Oh the life of a glamorous author!
Beauty within Queen,
Kathy L. Patrick

Chester Campbell said...

To me you look great. A little enigmatic, maybe. That makes you a bit mysterious. Good for a mystery author. I need a new photo. Mine is about ten years old and was shot by a friend who worked for The Tennessean.

Patti Hill said...

When my picture wasn't included on my first book jacket, my mother protested so loud and so often--"For heaven's sake, they put a picture of the dog but not you!"--that I said something VERY reluctantly to my editor. So, on book two, they used the only professional shot I had available, the one in which I look like the proverbial deer in the headlights! Okay, so these kinds of things can't be rushed. The next go-around, I was much more relaxed because I saw how wonderfully gracious Photoshop can be in the hands of a wizard. My joy at looking 30-something in those photos was short-lived. Recently, I gave one of my business cards with my newer photo on it to a friend I hadn't seen in years. She looked at the business card and looked at me, and asked, "Is this you?" Now, I'm looking for Photoshop in a bottle!

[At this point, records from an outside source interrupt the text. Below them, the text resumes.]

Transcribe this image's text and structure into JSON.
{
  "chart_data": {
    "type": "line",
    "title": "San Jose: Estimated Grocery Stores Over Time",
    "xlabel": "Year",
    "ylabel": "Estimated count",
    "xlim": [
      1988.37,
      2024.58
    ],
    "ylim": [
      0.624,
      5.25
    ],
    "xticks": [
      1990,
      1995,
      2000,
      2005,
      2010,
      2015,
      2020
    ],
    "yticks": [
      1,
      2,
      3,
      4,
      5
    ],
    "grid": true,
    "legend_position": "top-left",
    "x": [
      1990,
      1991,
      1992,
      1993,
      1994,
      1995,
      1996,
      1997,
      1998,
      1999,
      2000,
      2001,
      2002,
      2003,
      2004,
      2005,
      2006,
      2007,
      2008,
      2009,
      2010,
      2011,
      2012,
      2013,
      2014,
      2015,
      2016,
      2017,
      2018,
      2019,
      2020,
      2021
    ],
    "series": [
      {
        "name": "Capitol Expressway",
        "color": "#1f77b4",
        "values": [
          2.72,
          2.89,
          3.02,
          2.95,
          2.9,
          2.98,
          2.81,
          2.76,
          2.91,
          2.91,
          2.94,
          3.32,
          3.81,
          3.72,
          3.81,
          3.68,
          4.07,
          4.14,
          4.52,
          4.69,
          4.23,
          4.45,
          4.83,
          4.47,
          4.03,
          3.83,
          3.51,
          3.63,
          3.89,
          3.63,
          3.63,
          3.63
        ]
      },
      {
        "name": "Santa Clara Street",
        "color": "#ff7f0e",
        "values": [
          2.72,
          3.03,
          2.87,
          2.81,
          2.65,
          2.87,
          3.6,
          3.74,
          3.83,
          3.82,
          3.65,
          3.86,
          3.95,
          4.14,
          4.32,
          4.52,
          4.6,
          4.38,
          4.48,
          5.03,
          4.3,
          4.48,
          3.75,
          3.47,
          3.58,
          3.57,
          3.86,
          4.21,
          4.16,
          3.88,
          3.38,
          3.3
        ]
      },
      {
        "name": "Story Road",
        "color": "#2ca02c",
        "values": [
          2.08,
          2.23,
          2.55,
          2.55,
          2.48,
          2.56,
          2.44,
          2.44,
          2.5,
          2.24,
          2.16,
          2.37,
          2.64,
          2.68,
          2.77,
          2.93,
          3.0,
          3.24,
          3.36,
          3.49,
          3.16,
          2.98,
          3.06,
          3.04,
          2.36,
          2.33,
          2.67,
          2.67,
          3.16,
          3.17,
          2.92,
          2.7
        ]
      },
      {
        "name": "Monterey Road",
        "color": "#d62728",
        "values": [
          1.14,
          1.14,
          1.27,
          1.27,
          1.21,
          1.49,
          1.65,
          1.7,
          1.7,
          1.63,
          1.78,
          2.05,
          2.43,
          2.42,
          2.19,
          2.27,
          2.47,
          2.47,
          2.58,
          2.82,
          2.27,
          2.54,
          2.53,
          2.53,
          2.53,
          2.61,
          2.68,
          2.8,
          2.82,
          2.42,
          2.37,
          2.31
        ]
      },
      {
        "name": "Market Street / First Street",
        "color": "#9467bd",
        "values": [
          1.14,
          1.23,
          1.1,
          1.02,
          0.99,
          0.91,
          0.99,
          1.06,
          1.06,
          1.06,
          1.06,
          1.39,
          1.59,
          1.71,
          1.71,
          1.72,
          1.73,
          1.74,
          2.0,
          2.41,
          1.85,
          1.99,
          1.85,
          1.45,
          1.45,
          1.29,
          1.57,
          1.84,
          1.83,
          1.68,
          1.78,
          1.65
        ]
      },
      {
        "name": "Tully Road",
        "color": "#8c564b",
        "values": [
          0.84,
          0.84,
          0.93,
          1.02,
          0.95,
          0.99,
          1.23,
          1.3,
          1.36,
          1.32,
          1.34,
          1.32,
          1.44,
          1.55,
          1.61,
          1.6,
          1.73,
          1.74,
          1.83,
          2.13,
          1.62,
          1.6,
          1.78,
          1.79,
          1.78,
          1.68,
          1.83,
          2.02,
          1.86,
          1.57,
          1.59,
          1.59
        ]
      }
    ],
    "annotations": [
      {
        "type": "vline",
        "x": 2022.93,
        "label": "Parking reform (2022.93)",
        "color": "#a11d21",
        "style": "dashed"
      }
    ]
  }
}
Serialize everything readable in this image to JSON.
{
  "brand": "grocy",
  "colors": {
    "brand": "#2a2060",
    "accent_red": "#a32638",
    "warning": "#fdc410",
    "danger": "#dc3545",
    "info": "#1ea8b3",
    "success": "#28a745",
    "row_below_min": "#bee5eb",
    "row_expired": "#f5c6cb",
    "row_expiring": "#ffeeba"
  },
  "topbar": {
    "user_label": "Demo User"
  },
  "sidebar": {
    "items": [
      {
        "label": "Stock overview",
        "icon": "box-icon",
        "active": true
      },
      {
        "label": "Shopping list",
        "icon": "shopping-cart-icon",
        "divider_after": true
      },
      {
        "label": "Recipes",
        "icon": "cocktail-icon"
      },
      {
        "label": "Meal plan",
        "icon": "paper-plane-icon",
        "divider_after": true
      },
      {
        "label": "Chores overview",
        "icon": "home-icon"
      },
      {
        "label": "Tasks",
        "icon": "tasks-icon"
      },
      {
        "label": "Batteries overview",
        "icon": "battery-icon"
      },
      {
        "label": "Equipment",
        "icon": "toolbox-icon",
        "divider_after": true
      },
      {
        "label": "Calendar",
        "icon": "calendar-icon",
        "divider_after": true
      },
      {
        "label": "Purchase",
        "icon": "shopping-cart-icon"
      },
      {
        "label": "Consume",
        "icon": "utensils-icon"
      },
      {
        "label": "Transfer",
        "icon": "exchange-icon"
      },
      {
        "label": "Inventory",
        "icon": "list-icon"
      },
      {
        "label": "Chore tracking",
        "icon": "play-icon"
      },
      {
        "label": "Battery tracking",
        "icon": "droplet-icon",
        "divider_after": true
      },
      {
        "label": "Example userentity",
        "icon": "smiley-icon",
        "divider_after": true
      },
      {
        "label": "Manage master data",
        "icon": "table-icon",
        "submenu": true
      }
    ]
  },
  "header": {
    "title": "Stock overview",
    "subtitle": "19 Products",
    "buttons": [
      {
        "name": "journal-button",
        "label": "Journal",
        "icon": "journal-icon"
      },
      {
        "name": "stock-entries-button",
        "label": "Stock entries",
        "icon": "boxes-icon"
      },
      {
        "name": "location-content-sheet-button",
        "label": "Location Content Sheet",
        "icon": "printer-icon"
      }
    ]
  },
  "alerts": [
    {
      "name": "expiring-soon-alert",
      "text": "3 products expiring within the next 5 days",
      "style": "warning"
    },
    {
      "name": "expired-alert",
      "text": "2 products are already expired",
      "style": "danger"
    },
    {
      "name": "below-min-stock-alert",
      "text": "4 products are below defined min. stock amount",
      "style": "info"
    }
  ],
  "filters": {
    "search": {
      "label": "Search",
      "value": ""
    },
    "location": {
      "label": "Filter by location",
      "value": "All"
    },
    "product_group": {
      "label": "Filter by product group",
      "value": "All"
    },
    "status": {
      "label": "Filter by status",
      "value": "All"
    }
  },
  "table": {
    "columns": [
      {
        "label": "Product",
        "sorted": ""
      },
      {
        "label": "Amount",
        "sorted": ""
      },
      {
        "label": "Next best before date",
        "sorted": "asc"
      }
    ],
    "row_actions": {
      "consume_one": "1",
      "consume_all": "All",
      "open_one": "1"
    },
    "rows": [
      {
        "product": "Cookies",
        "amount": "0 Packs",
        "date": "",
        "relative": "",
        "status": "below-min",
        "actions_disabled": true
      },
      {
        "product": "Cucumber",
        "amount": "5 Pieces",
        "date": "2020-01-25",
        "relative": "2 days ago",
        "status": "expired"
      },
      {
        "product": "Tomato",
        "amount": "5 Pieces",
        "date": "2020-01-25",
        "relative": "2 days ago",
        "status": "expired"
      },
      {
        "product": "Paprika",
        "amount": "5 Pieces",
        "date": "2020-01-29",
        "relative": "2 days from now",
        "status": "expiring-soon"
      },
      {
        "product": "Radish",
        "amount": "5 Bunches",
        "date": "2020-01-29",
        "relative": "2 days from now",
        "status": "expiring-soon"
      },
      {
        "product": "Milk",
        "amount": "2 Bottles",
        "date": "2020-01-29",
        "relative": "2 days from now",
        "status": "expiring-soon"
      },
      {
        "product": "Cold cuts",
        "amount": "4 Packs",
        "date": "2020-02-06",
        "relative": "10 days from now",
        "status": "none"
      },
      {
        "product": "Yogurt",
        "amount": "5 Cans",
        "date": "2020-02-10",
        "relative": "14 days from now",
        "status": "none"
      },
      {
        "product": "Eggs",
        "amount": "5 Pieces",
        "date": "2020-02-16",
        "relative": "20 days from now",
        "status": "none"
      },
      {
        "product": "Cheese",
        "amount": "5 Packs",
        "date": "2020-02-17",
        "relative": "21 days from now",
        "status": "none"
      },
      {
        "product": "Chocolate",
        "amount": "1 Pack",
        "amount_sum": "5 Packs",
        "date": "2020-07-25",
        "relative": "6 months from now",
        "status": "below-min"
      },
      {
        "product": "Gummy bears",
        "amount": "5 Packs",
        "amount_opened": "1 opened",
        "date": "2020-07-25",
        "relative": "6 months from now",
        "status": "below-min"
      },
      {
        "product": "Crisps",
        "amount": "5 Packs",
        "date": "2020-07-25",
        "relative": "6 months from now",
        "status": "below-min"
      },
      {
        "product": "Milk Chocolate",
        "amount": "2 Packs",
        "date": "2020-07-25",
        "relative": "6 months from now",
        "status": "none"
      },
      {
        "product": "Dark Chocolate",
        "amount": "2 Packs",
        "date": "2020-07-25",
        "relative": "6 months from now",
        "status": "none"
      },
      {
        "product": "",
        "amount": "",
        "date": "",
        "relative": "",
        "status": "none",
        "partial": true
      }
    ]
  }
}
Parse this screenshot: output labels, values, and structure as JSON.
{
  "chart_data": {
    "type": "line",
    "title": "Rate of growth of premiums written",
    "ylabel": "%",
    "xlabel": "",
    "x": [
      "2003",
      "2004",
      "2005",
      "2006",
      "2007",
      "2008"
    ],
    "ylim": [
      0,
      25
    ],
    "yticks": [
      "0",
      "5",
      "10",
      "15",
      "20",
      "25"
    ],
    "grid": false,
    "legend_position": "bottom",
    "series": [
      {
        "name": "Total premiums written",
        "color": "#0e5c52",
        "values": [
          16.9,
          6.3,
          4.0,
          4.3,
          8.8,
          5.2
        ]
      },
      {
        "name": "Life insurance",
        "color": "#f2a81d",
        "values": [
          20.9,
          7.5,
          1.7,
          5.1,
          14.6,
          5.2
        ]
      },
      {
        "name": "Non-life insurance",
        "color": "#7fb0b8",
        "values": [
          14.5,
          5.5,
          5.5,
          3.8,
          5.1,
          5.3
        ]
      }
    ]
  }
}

New shots are needed for the next novel. I'm already praying for a perfect hair day, the just-right thing to wear, and, of course, a photographer who knows her way around Photoshop.

River, I LIKE the picture of you on the blog. You do look smart and sophisticated. I don't think I could pull it off.

River Jordan said...

I feel your pain in preparation of that new picture day. I've decided I'm taking my dog with me and including it in my next photo because he is full of love and understanding and will help me relax. The question is - would anyone recognise me unless I push my bangs back, put on that jacket and stand just that way -They'd probably say - wow, is this you? You were certainly having a good day.:)Photoshop in a bottle indeed.

Karen H. said...

I love this post, River. You've perfectly articulated the dread of sitting for a photo - whether for a book cover or not.

Shellie Tomlinson said...

What she said. :)

Okay, seriously, River-- I like this pic of you. You look like you have secrets. Do tell...


Herman said...

I like the photo, and I think it is a good jacket-photo. She's attractive, serious, a deep thinker--a writer. It just doesn't capture the fun-loving friendly, caring person I know. I don't think most of us are ever happy with our pictures.

Tasha Alexander said...

River, you are WAY too kind. But how'd you know it had been that long since I did my laundry? ;-)

Love your new picture---gorgeous!!!!!

Tom Morrisey said...

Were I even one-tenth as photogenic as you, author pix would not be an issue. As it is, I believe I have the record for the oldest author image ever used (not counting those who cheat and use their baby pictures). IN HIGH PLACES was mostly set at Seneca Rocks, West Virginia in 1976, so I use a photo of me shot at Seneca Rocks, West Virginia ... in 1976.